How to compare combination with power?

Question

How can we compare combination with power when the both are very very large numbers?

For example how to compare $\binom{1000}{500}$ with $2^{500} , 3^{500} , 4^{500}$ ?

Answer 1

First, note that if $\log(a) > \log(b)$, then $a > b$.

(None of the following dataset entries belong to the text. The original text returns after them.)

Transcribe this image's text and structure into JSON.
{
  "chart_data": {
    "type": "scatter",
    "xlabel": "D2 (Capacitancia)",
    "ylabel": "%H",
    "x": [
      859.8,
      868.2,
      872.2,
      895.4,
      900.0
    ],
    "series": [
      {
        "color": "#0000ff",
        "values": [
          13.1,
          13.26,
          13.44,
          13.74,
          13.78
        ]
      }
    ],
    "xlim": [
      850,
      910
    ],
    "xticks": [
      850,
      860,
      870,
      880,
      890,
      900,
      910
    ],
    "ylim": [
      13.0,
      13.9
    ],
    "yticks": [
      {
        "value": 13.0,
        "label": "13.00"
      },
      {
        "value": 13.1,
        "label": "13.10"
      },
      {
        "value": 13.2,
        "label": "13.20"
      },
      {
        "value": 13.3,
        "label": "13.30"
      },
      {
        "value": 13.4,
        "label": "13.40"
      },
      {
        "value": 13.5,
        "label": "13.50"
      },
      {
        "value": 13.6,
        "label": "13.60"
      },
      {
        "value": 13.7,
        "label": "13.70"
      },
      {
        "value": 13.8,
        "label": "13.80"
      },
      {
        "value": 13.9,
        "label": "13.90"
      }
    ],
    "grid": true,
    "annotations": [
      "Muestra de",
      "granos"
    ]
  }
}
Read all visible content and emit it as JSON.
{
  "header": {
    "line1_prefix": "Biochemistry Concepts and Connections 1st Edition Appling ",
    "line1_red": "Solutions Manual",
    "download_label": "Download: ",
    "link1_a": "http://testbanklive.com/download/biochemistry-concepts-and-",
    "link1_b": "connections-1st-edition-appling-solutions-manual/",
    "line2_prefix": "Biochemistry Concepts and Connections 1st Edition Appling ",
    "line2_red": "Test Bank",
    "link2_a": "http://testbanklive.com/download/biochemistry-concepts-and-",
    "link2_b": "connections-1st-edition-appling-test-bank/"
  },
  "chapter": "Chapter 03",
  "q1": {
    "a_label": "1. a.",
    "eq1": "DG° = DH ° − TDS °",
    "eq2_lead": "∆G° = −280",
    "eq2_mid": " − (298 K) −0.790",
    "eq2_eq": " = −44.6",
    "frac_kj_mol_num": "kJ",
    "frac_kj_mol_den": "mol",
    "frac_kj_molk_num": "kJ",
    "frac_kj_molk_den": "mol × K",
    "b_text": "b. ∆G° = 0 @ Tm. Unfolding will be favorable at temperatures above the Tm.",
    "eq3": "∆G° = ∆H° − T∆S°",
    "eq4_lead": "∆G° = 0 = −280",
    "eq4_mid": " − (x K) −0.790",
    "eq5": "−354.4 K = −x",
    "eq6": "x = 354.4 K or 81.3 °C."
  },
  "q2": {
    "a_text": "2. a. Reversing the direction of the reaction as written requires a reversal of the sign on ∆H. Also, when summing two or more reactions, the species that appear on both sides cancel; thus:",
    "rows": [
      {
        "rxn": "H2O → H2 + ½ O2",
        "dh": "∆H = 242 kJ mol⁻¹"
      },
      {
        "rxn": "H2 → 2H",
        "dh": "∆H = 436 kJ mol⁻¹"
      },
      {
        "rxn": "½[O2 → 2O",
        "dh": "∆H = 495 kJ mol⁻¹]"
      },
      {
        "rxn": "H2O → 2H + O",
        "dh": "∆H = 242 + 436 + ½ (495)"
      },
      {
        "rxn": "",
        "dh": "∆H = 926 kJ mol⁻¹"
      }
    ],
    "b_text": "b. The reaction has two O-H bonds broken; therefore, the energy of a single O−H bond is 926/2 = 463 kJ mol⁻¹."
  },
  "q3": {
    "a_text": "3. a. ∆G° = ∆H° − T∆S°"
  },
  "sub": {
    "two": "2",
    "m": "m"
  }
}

Stirlings approximation lets us write $$\log(n!) = n\log(n)-n$$ So that since $${1000 \choose 500} = \frac{1000!}{500! 500!}$$ we have $$\log\left(\frac{1000!}{500! 500!}\right) = \log(1000!) - \log((500!)^2)\approx (1000\log(1000) - 1000) - 2(500\log(500) - 500) = 1000(\log(1000)-\log(500)) = 1000 \log(2) $$ we can compare this to, for example, $2^{500}$ by comparing their logarithms: $$\log\left(\frac{1000!}{500! 500!}\right) \approx 1000 \log(2) > \log(2^{500}) = 500 \log(2)$$ $$1000 \log(2) > 500 \log(2)$$ so that ${1000 \choose 500} > 2^{500}$.

Answer 2

Partial answer:

$4^{500}=(2^2)^{500}=2^{2\cdot500}=2^{1000}=\sum\limits_{n=0}^{1000}\binom{1000}{n}>\sum\limits_{n=500}^{500}\binom{1000}{n}=\binom{1000}{500}$

Answer 3

Using the definition of choose, you could write \begin{align*} \binom{1000}{500} = \frac{1000!}{500!500!} \approx \frac{\sqrt{2\pi 1000}(1000/e)^{1000}}{(\sqrt{2\pi 500} (500/e)^{500})^2} = \frac{\sqrt{2\pi 1000}(1000/e)^{1000}}{2\pi 500 (500/e)^{1000}} \end{align*} (using sterling's approximation). Canceling out some terms will yield \begin{align*} &= \frac{\sqrt{1000}\cdot2^{1000}\cdot500^{1000}}{\sqrt{2\pi} 500 (500)^{1000}} = \frac{\sqrt{1000}\cdot2^{1000}}{\sqrt{2\pi} 500} = \frac{\sqrt{1000}\cdot4^{500}}{\sqrt{2\pi} 500} \end{align*} From here you can esimate values, i.e. $\sqrt{1000} \approx 31$, $\sqrt{2\pi} \approx \sqrt{6} \approx 2.5$, etc.

However, comparing orders of magnitude, the coefficient in front of $4^{500}$ hardly makes a difference, so we could conclude that $\binom{1000}{500}$ is by far closest to $4^{500}$ of the three choices given.